E o meu correr não foi menos rápido que o deles.

terça-feira, 5 de outubro de 2010

2ª PARTE = O PURGATÓRIO

CANTO I

Saindo do Inferno, Dante respira novamente o ar puro e vê fulgurantíssima estrela. Encontra-se na ilha do Purgatório. O guardião da ilha Catão Uticanse, pergunta aos dois Poetas qual é o motivo da sua jornada. Dá-lhes instrução com relação ao que devem fazer antes de iniciar a subida ao monte.

Texto do Tradutor


Agora, a barca da minha imaginação ergue as velas para correr em mar aberto com a popa voltada ao desapiedado abismo. E esse reino que para a alma é merecida a prisão pois a liberta do imundo pecado antes de ser recebida no Céu, pela ordem, cantarei como o segundo! Ó santas Musas a quem sou devotado, desperta em mim a beleza da poesia que está adormecida! Cléope, (musa da “Epopéia”) cuja voz sonora e sublimada, não permitiu às Pegas que o atrevimento lhes fosse perdoado, suplico-te! Vem unir-se, agora, ao meu cantar! (As filhas de Piério desafiaram as Musas para contar com elas; e vencidas, foram transformadas em pegas espécie de pássaro).

A suave cor da safira oriental que irradiava pelo tranqüilo horizonte indo até onde gira o primeiro Céu, alegrava-me o olhar e aumentava minha felicidade por ter eu sido retirado daquele tenebroso lugar onde dores e lágrimas me causaram profunda aflição ao olhar e ao peito. Já a bela estrela, (Vênus) o maior símbolo do amor, acompanhada pela constelação de Peixes, iluminava todo o poente.

Com o pensamento dirigido apenas ao presente, voltei-me à direita e avistei o outro pólo. Foi então que vi quatro estrelas, que somente foram vistas pelos primeiros seres humanos. Ao seu esplendoroso brilho mais alegre pareceu-me todo o firmamento. Ó setentrião! (região Norte) Não te foi dado a oportunidade de contemplar tão fulgurantes astros!

Depois de admirá-los demoradamente, voltei o olhar em direção oposta a que o sol havia surgido e eis que vejo bem próximo a mim um ancião que reverência tanta merecia quanto deva dar um filho ao pai ao se colocar na sua presença. Tinha alvas as longas barbas assim como os cabelos que em dupla trança ao peito lhes caíam. O brilho resplandecente daqueles astros tanto lhe clareava o semblante, que o vi como se estivesse iluminado pelo sol.

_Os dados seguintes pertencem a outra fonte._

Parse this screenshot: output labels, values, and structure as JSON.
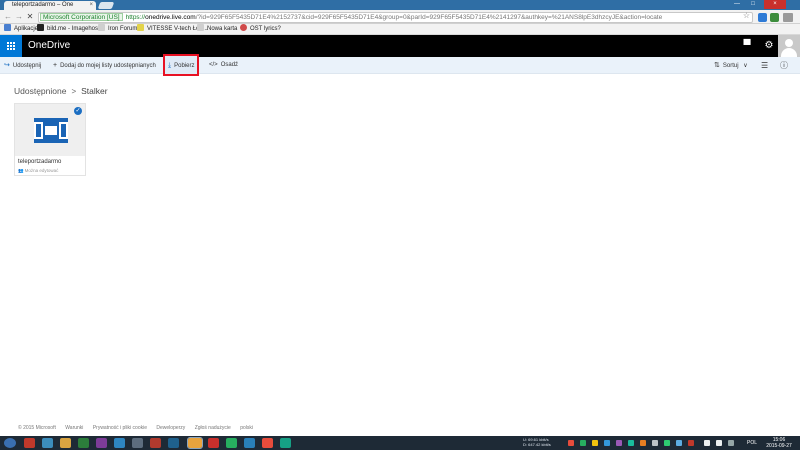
{
  "browser": {
    "tab_title": "teleportzadarmo – One",
    "tab_close": "×",
    "window_controls": [
      "—",
      "□",
      "×"
    ],
    "back": "←",
    "forward": "→",
    "reload": "✕",
    "ev_label": "Microsoft Corporation [US]",
    "url_protocol": "https://",
    "url_host": "onedrive.live.com",
    "url_rest": "/?id=929F65F5435D71E4%2152737&cid=929F65F5435D71E4&group=0&parId=929F65F5435D71E4%2141297&authkey=%21ANS8lpE3dhzcyJE&action=locate",
    "star": "☆",
    "bookmarks": [
      "Aplikacje",
      "bild.me - Imagehost...",
      "Iron Forum",
      "VITESSE V-tech Łód...",
      "Nowa karta",
      "OST lyrics?"
    ]
  },
  "app": {
    "brand": "OneDrive",
    "chat_icon": "▀",
    "settings_icon": "⚙"
  },
  "commands": {
    "share": "Udostępnij",
    "add": "Dodaj do mojej listy udostępnianych",
    "download": "Pobierz",
    "embed": "Osadź",
    "sort": "Sortuj",
    "icon_share": "↪",
    "icon_add": "+",
    "icon_download": "⤓",
    "icon_embed": "</>",
    "icon_sort": "⇅",
    "icon_chevron": "∨",
    "icon_list": "☰",
    "icon_info": "ⓘ"
  },
  "breadcrumb": {
    "root": "Udostępnione",
    "separator": ">",
    "current": "Stalker"
  },
  "tile": {
    "name": "teleportzadarmo",
    "meta": "Można edytować",
    "check": "✓",
    "people_icon": "👥"
  },
  "footer": {
    "links": [
      "© 2015 Microsoft",
      "Warunki",
      "Prywatność i pliki cookie",
      "Deweloperzy",
      "Zgłoś nadużycie",
      "polski"
    ]
  },
  "taskbar": {
    "net_up_label": "U:",
    "net_up": "69.61 kbit/s",
    "net_down_label": "D:",
    "net_down": "647.42 kbit/s",
    "lang": "POL",
    "time": "15:06",
    "date": "2015-09-27"
  },
  "colors": {
    "accent": "#0078d7",
    "highlight_border": "#e81123",
    "command_bar": "#eaf2fa"
  }
}
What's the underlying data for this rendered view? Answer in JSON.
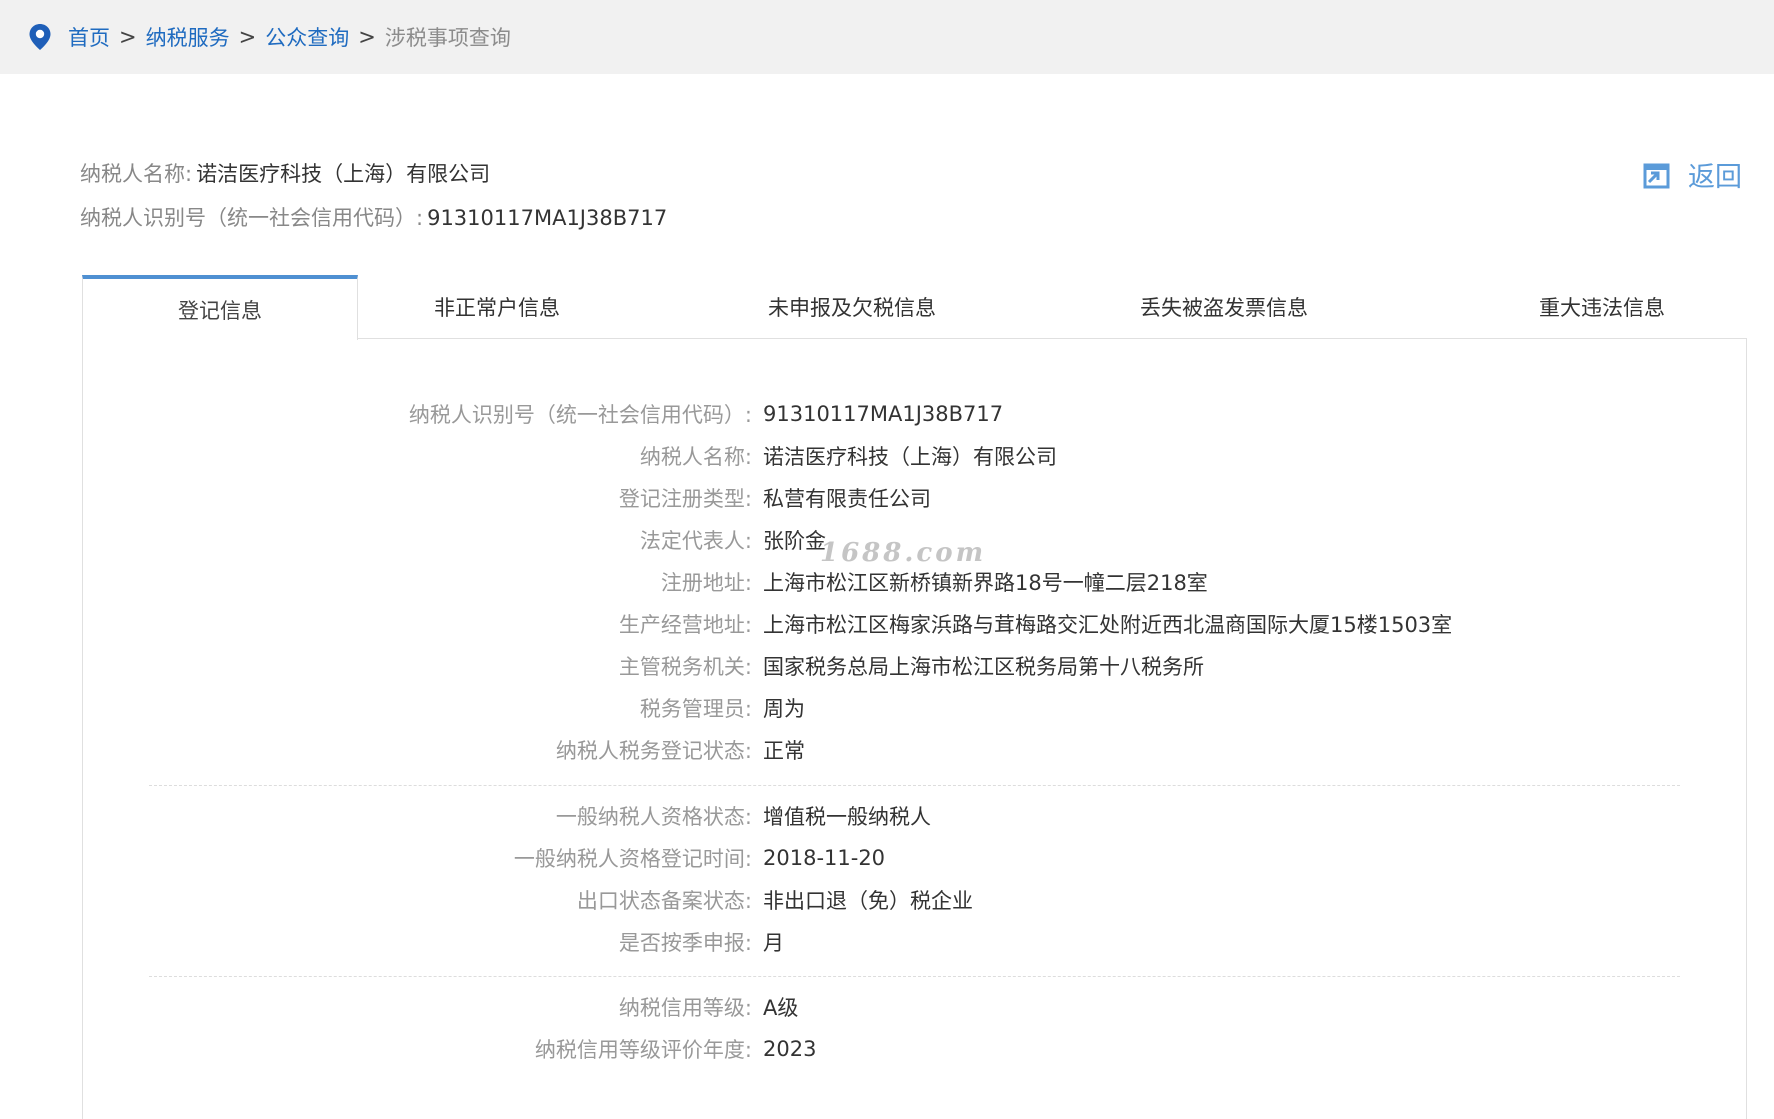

“Quem sois que, dominando o escuro e triste rio, tenham conseguido fugir dos laços do eterno cárcere? – disse-me, movendo rápido, as respeitáveis barbas. “Quem os guiou iluminando os passos a fim de que pudesses deixar a profunda noite que cobre de luto os espaços infernais? Por acaso foram quebradas as leis do abismo, ou o Céu revogando seus decretos deu ordem para que nos meus domínios os maus tenham estrada?”

Voltou-se a mim Virgílio, aconselhando-me com gestos de mãos; compreendendo-o, curvei os joelhos baixando os olhos. “Por vontade própria, não vim”. – respondeu Virgílio. “Atendendo aos rogos de uma Dama que do Céu descera, presto socorro a este homem servindo-lhe de guia; porém, como desejas que nossa condição seja mais bem definida, cumpre-me dar verdadeiras explicações”. E continuou: “Este homem ainda mantém em si a aura da vida, mas de tanta imprudência, esteve a ponto de perdê-la, eternamente. Já vos disse por que tive pressa em salvá-lo; mas para evitá-lo do perigo, tive que dirigir seus passos. Mostrei-lhe aquela gente que, por ter praticado a maldade, no Inferno padece. Agora, tenho a intenção de mostrar-lhe os que estão se purificando aqui neste lugar, onde vós sois o guardião. Direi-vos por qual motivo o vou guiando: é que a força que me impele a trazê-lo aqui para vos ver e ouvir vem das Alturas. Dignai-vos, pois, ser benigno para com ele que deseja ardentemente a liberdade de espírito, que tão difícil é. Conhece-a bem quem por ela desistiu da vida. Para alcançá-la, não foi amarga vossa morte em Utica, onde vosso corpo foi guardado e que, no Juízo Final, há de ser iluminado. (Catão uticense que, para não se entregar a Júlio César, suicidou-se, em Utica) Não estamos violando as leis divinas, por que ele ainda vive. E Minos não me impediu, pois sou do círculo onde se encontra vossa Márcia, (esposa de Catão) que em casto olhar parece rogar que ainda a tenhais como esposa. Lembrando-a, sede sensível a nossos rogos deixando-nos atravessar vossos reinos; então, agradecido, hei de dizer a Márcia o quanto sois benigno, se assim me permitires”.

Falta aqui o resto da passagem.